Après-pétrole, plus de crises et de paupérisation

L’après-pétrole : menace de faillite et de troubles civils.

La transition énergétique est critique pour le monde. Mais un multiplicateur de menaces pour les pays tributaires de l’exportation de pétrole. Car ils ont peu de capacités à diversifier leurs économies.

De 2014, année où eut lieu l’effondrement du prix du baril de pétrole, à l’avènement de la pandémie mondialisée, en 2019, la plupart des États producteurs de pétrole n’ont pas réussi à se diversifier. C’est le constat unanime de plusieurs analystes de la situation de certains pays où s’est aggravée la baisse des exportations, causant en conséquence l’épuisement des réserves de devises.

Les producteurs de pétrole les moins compétitifs seront de véritables victimes de la transition énergétique. Leur cauchemar des risques politiques est une inévitable évidence. Les alertes pleuvent alors que les énergies fossiles sont abandonnées par les industries comme celle du transport et pour toutes sortes de véhicules.

De nouveaux rapports diffusés par des organismes d’analyses et publiés ou commentés par les médias, sont on ne plus clairs. Les pays dépendants du pétrole qui ne se préparent pas à s’adapter à la transition mondiale vers les combustibles fossiles risquent leur propre stabilité.

L’Algérie, l’Irak et le Nigéria sont les plus vulnérables à « une vague d’instabilité politique au ralenti », selon les analystes des risques Verisk Maplecroft, avec sa dernière livraison. Cet organisme fréquemment cité pour la pertinence de ses publications a donné une idée implacable sur l’avenir incertain des pays pétroliers.
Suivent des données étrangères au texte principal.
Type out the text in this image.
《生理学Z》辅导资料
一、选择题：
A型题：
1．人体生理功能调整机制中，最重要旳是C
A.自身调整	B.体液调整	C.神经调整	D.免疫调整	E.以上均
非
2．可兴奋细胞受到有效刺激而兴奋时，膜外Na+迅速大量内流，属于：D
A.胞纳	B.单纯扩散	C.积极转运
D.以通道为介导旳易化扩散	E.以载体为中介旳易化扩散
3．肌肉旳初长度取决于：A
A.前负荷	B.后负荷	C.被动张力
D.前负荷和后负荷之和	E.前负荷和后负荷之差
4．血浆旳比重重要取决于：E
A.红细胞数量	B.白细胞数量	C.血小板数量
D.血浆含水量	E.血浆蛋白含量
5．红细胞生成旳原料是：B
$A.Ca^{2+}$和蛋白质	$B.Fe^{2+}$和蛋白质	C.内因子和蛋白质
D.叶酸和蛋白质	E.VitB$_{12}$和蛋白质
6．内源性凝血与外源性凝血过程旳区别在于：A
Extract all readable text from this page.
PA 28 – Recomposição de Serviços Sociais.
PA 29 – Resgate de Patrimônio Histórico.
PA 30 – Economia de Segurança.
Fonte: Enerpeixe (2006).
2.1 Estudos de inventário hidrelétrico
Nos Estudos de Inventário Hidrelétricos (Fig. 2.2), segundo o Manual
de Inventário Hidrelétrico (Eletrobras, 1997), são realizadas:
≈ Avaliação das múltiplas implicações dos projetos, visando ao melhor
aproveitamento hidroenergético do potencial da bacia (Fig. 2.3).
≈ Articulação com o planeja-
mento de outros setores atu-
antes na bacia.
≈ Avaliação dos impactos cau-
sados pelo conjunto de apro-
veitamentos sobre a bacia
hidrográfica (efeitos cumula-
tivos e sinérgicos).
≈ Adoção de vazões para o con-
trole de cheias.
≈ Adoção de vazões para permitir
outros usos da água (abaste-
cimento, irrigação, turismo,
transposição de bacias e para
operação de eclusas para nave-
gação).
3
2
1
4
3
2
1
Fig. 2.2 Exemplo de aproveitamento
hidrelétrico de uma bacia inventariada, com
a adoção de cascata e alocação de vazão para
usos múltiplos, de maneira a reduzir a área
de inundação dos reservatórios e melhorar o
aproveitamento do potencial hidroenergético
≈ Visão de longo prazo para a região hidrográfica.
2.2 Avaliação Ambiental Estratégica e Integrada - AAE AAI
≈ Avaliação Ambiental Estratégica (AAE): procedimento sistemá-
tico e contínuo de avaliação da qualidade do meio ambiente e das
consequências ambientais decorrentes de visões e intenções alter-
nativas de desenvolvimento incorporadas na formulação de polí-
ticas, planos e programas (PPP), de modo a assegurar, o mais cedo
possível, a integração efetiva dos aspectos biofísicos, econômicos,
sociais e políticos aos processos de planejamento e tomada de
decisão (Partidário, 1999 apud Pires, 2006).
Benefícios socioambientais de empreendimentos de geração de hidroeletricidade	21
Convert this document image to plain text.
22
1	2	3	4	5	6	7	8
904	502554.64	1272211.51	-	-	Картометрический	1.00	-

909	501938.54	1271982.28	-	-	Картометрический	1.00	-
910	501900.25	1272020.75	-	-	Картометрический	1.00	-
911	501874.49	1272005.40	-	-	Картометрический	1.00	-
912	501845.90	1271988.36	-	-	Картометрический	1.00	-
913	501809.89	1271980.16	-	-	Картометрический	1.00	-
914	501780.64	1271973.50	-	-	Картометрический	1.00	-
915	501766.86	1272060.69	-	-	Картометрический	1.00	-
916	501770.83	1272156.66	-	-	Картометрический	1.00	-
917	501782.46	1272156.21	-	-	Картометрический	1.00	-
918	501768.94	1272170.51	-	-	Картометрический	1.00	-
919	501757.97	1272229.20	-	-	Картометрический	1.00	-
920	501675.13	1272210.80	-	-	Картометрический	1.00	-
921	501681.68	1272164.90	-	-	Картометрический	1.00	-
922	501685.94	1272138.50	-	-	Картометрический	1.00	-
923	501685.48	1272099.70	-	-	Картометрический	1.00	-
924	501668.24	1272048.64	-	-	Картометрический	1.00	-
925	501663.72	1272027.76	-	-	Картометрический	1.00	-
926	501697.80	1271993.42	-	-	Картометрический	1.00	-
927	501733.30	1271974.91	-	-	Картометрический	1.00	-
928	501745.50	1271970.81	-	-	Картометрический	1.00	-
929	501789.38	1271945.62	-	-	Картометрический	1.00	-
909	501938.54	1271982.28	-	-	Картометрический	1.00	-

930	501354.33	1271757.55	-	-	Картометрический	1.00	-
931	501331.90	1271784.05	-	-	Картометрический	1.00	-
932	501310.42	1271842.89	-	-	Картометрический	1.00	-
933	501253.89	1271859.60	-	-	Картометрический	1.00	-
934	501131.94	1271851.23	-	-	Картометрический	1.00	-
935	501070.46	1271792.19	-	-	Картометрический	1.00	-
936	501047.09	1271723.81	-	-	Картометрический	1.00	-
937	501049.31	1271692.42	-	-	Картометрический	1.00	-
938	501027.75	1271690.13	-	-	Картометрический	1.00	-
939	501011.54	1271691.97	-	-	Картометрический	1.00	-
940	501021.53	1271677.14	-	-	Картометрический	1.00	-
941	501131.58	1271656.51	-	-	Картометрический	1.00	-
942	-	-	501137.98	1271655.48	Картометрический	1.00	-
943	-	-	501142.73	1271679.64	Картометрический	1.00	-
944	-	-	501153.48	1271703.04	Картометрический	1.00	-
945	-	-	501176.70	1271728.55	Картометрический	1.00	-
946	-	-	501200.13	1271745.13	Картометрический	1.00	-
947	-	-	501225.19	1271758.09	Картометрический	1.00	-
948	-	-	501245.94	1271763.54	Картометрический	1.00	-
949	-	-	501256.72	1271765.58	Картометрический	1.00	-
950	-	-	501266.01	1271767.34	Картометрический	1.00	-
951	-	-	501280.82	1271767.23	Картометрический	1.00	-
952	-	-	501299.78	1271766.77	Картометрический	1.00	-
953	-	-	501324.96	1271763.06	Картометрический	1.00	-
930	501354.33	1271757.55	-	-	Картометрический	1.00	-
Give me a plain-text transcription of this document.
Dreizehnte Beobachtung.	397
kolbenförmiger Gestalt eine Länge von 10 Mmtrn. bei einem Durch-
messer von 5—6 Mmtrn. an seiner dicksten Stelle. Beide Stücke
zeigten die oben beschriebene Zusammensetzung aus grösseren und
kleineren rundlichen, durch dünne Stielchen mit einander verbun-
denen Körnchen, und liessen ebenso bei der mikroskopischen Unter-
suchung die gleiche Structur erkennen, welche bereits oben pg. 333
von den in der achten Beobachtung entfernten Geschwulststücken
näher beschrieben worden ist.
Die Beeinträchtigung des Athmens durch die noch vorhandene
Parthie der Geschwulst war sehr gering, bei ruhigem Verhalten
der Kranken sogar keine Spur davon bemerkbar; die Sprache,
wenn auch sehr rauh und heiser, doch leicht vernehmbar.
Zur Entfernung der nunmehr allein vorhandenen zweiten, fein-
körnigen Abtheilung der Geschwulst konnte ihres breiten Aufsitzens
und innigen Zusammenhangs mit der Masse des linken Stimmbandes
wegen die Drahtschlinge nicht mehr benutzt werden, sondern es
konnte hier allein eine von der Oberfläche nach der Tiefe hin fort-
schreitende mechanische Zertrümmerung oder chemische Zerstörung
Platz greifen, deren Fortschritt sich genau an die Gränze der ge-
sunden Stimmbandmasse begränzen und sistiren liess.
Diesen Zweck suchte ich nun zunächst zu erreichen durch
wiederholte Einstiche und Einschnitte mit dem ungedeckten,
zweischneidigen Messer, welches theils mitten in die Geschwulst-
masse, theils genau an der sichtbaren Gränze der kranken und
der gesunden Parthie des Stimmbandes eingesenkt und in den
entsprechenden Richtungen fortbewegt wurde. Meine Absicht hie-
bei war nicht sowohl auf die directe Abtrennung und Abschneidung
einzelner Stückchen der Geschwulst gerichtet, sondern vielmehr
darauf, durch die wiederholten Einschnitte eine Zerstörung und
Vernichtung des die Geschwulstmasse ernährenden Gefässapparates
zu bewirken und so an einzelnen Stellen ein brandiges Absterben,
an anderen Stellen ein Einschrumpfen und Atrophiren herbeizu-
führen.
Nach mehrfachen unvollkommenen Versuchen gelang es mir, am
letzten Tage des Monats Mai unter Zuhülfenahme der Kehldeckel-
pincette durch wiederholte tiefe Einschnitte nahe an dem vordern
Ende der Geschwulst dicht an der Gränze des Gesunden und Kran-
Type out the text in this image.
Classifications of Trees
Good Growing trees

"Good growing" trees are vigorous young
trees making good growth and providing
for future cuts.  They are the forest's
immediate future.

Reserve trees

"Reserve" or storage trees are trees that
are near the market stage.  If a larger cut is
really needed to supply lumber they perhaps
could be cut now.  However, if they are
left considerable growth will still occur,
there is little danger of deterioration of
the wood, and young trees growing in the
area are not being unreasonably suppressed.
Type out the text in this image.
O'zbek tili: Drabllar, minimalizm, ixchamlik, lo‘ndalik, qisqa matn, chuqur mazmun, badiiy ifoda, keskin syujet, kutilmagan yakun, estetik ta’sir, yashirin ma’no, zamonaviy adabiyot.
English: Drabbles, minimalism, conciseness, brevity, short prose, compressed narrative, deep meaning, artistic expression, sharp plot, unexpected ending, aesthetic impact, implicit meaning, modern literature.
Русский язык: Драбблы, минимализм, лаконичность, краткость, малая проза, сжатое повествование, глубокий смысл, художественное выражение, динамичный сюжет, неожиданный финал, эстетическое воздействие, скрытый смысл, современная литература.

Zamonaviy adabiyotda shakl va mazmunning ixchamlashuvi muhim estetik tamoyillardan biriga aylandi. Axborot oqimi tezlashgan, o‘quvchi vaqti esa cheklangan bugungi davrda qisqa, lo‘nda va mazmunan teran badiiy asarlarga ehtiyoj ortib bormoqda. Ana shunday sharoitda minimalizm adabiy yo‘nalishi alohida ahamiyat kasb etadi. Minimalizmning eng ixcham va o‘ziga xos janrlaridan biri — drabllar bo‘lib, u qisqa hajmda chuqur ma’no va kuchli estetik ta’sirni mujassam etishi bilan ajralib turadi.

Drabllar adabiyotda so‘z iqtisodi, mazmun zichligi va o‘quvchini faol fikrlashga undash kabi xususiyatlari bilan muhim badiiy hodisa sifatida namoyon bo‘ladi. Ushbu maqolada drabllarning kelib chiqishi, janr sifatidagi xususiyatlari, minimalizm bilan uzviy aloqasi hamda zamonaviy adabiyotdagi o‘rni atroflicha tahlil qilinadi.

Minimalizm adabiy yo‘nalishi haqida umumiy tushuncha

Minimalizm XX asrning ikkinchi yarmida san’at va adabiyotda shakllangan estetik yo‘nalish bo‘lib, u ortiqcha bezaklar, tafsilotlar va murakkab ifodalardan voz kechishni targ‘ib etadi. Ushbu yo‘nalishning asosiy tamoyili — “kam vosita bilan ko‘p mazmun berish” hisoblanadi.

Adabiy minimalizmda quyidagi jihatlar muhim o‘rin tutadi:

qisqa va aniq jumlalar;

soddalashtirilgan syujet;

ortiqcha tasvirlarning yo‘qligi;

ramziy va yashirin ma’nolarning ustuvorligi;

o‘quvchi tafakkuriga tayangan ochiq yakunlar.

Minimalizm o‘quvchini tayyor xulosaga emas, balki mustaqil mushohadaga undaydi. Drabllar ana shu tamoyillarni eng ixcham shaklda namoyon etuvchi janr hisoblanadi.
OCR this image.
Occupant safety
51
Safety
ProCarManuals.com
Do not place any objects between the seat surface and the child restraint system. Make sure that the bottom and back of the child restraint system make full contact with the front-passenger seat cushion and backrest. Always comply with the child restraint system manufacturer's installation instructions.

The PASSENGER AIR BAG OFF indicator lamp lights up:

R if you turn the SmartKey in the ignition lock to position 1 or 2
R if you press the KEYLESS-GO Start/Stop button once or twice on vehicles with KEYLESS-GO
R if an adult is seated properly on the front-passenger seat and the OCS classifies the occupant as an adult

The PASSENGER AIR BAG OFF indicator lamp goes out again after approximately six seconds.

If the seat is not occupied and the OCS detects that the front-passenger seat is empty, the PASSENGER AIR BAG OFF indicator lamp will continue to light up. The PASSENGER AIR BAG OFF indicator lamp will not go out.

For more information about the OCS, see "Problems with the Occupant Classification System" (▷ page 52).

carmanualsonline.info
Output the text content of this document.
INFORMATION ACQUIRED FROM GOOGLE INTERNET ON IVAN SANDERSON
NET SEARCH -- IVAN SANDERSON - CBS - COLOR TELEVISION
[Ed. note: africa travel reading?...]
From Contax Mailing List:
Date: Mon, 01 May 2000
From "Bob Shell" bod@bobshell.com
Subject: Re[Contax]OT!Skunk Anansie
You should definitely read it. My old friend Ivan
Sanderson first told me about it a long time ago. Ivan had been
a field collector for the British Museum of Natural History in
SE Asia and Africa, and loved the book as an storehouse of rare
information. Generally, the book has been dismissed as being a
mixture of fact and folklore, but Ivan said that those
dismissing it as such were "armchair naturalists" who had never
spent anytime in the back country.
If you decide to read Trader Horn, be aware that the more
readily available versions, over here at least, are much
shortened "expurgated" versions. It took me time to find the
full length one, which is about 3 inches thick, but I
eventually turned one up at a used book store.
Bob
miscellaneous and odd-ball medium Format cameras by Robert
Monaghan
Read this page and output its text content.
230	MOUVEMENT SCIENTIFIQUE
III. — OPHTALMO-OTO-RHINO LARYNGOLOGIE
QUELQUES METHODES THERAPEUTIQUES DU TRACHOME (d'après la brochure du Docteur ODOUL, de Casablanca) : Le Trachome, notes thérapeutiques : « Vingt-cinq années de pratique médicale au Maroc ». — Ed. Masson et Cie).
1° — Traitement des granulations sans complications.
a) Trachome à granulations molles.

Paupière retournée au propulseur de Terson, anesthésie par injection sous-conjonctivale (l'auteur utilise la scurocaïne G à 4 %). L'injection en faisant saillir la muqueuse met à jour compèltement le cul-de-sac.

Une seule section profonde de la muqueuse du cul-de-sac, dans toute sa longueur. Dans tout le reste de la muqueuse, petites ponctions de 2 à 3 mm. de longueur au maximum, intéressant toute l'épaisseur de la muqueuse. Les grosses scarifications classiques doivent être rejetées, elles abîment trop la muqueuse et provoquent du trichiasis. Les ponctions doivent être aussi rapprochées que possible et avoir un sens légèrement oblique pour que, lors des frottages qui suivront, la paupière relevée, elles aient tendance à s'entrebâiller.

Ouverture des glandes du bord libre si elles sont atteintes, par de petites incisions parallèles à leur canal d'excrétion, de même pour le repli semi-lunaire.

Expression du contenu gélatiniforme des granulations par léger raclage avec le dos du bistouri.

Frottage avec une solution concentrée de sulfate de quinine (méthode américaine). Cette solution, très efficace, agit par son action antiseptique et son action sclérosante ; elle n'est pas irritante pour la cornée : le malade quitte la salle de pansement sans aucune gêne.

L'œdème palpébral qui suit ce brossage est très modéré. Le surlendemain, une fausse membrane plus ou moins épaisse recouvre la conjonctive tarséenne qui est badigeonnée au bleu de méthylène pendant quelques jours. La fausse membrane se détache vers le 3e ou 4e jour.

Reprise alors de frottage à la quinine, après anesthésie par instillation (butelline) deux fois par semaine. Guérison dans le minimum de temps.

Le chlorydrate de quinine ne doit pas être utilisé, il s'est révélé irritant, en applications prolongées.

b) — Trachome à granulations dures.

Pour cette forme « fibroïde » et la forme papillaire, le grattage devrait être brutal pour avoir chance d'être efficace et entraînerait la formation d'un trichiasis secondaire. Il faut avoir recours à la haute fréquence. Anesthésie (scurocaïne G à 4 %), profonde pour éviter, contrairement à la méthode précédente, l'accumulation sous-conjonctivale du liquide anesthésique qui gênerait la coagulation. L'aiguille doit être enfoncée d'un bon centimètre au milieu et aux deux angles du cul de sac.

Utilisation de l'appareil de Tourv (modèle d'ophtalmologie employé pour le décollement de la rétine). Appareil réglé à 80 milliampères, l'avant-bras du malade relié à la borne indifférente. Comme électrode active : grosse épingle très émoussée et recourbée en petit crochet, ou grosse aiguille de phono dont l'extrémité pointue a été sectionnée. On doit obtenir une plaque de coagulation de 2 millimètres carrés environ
Cette analyse suggère que beaucoup, sinon la majorité, des producteurs de pétrole vont avoir du mal à se diversifier. En grande partie leur échec est dû à leur gouvernance. Parce qu’ils ne disposent pas des institutions économiques et juridiques, des infrastructures et du capital humain nécessaires à un passage, sans douleurs, vers l’avenir inéluctable.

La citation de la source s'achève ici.